Thanks! I'm glad to see this looks potentially useful to someone other than myself.
If the client could start servers (other than by importing from server.py), what would be the intended outcome if two clients try to spin up servers at the same time? Otherwise would a file lock do? In that case, just file locking combined with pickle could possibly be enough for your needs.
+1 (I find it useful too). I actually started writing my own implementation of something similar (named "PersistendDict" - feel free to steal the name ;) ) but never finished it so I will definitely check out your library. Thanks!
On account of starting / stopping the server... I personally don't care if functionality is there or not as I can always start server manually on dev machine, and it should be started differently on production machines anyway. But that's just my opinion.
It's a pure Python database engine with a MongoDB-like query engine and support for three different backends: File (native), SQL (via SQLAlchemy) and MongoDB.
The library transparently translates a large number of MongoDB queries into SQL or its own native storage backend, and when using the SQL backend it can do things that MongoDB can't, like queries spanning multiple relationships.
The latest version is not fully documented yet but I'm using it on several production projects myself. I'm looking for a maintainer and contributors btw, so if you're interested feel free to get in touch with me!
Interesting! I will have to take a deeper look at BlitzDB. I don't know much about MongoDB (so probably wouldn't be a good maintainer) but the sample code looks good. I can't tell how it handles nesting though.
What's the purpose/gain of layering ZMQ into this? I read the architecture bit but I'm still unclear as to what benefit this brings. I guess it allows for multiple clients to use the database at the same time? I can see how the queueing thing is useful for writes if you don't want to have to handle more than one at the same time for the sake of complexity, but wouldn't doing this for reading slow things down unnecessarily?
As you correctly observed, I mainly used ZeroMQ for the fan-in, so I need only consider one request at a time without worrying about chunking, disconnection or other lower (socket) level issues.
For speed, the idea is that you could potentially have multiple read-only servers answering queries simultaneous (all taking from the dealer). This isn't fleshed out yet. It possibly involves splitting requests into two queues for read and write requests (instead of only "run").
I'd be interested in hearing any info about potential slowdowns if you have them.
> I'd be interested in hearing any info about potential slowdowns if you have them.
I figured if you have a central queue that everything needs to go through then you'd also be limited to a single read at a time. But if you can have multiple read-only secondaries then that's unlikely to be an issue.
I decided to push a quick patch to github so installation with just `pip install -r requirements.txt` is possible now. I'll look into proper packaging later on. Thanks again!

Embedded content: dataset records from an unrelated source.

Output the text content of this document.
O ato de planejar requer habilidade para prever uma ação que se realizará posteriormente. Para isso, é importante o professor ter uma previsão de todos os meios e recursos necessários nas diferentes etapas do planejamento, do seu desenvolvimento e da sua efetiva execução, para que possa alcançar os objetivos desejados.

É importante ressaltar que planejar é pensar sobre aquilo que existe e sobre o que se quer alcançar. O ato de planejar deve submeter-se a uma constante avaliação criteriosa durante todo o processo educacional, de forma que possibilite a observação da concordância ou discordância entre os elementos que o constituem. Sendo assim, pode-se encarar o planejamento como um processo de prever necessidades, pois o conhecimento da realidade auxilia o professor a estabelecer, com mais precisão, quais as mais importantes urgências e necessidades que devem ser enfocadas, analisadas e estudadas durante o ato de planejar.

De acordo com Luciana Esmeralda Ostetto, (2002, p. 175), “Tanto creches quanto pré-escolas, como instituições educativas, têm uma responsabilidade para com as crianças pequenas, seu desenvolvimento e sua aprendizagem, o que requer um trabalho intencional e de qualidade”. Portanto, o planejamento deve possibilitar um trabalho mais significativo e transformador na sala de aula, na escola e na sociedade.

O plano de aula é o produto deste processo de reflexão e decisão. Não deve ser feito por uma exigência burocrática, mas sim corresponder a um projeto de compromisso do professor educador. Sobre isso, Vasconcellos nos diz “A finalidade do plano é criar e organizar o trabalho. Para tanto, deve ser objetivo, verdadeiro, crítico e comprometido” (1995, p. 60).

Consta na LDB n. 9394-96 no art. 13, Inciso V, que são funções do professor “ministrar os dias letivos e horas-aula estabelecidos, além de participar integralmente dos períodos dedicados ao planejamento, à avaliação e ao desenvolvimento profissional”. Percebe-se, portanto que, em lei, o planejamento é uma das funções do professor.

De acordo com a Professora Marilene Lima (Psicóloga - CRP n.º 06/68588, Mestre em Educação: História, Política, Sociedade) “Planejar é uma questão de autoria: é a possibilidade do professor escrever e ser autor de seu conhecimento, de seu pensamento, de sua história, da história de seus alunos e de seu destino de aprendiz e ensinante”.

Will this code not cause issues? I know that you aren't modifying args or kwargs, in the _run method, but it just seems like a potential point of failure or a python anti-pattern
Yes, indeed! Thanks for pointing that out. I actually saw that when I was cleaning this up a bit for release and couldn't make up my mind.
I mean I'm not modifying args or kwargs now but if I did later, I could shoot myself in the foot in a not so obvious way. But on the other hand, I don't know a succinct way to express these default values. I'd probably go with `args=None, kwargs=None` and then `args = args if args else ()`.
It's not ideal. For instance if I as the caller wished to provide an empty dict-like object (e.g. dict_arg=collections.OrderedDict()), then your code would silently ignore it, and use a new dict.
Instead of checking for any object that evaluates to False, you should explicitly check for None, e.g.
def func(list_arg=None, dict_arg=None):
if list_arg is None:
list_arg = []
...
Seems like this could be a good idea for small personal or temporary dashboards. Especially those with viz powered by packages that work natively with Python data structures like bokeh or plotly .
vanilla zeromq is a pretty bad choice for any database. zmq explicitly makes no guarantees about reliable delivery, so losing random inserts or queries here or there would be considered acceptable.
subscribers also lose the first few messages the publisher sends, unless you make sure you start the subscriber first. The publisher will make no indication of which messages are lost and which ones have actually been sent to someone:
It's superficially similar, but also a very different animal. This here is more of a toy database, or perhaps a better way to navigate huge JSON documents, while ZODB is a/the "real deal" object database.